Summary
A busy multi-agent workspace can enter a self-amplifying loop after restart: agents resume old channel work, emit large numbers of transient status / thinking / todos / queued status messages, poll /v1/events concurrently, exhaust the backend DB connection pool, and in some cases cause the local agent daemon or browser/frontend to become unusable due to memory and request pressure.

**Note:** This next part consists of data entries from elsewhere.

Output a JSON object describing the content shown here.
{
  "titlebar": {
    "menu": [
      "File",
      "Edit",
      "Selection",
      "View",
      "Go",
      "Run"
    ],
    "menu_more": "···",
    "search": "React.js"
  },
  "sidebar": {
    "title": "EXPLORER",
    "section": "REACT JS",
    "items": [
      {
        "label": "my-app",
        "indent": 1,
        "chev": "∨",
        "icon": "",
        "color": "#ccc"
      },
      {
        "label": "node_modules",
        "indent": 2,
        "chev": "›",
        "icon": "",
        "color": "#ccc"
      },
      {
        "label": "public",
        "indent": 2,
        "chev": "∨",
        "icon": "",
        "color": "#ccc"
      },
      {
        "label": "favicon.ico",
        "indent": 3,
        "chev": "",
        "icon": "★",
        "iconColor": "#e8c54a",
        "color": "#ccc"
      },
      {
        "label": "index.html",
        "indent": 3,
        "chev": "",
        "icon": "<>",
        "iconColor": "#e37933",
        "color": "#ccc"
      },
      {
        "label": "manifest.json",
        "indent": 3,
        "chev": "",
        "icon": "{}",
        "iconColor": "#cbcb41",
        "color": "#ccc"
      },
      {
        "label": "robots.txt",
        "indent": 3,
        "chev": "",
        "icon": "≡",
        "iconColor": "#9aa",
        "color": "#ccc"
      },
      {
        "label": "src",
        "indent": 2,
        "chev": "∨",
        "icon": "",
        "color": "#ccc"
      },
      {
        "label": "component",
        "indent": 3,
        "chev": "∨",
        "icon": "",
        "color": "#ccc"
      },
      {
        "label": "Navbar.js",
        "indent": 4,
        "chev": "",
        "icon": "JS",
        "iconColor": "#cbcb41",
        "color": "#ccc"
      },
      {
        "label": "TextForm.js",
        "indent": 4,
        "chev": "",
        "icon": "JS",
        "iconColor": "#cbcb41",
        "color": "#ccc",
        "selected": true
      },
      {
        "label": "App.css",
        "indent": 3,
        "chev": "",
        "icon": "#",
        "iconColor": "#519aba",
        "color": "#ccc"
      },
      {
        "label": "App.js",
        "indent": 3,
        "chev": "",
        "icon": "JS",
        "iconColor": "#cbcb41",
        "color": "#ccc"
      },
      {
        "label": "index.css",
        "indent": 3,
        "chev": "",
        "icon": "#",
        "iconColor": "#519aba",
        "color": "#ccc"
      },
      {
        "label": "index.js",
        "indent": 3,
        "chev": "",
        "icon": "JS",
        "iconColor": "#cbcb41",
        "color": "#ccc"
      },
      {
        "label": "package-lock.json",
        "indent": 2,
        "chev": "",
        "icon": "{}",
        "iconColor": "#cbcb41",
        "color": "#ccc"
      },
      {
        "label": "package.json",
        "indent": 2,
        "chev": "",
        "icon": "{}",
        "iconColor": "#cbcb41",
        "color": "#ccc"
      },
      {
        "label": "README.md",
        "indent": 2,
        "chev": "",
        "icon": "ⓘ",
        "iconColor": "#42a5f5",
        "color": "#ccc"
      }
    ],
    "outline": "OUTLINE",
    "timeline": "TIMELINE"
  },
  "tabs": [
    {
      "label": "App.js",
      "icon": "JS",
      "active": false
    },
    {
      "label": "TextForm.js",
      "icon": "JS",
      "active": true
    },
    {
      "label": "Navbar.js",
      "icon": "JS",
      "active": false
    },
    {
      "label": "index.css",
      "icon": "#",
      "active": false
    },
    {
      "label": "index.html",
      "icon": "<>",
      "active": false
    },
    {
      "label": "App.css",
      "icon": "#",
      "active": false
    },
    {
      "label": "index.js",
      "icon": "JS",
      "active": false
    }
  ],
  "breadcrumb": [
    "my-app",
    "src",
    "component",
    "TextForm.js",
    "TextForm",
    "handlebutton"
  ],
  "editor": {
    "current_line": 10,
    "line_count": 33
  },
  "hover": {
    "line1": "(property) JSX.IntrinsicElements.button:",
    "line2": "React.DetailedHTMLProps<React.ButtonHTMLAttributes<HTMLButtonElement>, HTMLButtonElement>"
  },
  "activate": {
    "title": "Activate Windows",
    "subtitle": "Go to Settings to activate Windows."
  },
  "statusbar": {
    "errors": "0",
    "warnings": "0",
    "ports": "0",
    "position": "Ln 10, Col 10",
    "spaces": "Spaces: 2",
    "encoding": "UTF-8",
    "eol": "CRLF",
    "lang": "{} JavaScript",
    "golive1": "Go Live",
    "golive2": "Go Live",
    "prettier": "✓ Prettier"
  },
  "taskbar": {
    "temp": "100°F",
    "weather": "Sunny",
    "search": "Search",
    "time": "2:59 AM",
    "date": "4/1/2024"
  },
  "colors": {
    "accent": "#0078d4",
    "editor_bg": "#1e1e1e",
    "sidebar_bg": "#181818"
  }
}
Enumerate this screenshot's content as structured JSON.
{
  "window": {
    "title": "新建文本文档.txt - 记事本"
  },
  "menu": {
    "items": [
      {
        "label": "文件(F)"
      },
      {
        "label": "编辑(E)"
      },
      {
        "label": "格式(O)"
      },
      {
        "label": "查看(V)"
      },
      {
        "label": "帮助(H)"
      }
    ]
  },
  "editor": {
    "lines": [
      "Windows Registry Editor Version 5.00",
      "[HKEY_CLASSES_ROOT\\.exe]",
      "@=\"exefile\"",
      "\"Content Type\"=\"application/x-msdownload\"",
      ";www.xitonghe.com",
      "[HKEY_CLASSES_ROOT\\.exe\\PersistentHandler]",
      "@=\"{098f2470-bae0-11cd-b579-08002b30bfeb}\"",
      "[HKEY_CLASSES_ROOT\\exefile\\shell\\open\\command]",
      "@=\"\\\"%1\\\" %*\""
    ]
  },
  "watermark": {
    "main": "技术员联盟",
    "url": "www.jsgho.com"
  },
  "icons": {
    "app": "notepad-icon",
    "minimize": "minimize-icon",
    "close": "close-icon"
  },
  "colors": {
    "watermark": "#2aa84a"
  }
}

This is not just stale UI noise. The underlying issue is that transient execution state is represented as durable workspace.message.posted events, while the runtime queue and frontend message state do not appear to have strong bounds, TTLs, or reconciliation for orphaned work.
Scenario
This happened in a long-lived self-hosted workspace with several connected coding agents, using roles similar to:
- project-manager / orchestrator
- engineer
- QA
- reviewer
- architect
- requirements/test agents
The workspace had multiple active channels with historical collaboration traffic. Some agents had unfinished task reminders and some CLI-backed agents could not reliably produce a final response. After restarting the workspace services and agent daemon, the agents resumed old channels and started emitting process messages again.
The observed loop was roughly:
- The agent daemon starts and multiple agents join the same workspace.
- Each agent begins polling message/control/tool-result endpoints and sending heartbeats.
- Agents resume old channel context and/or plan reminders.
- The orchestrator agent dispatches follow-up work to other agents.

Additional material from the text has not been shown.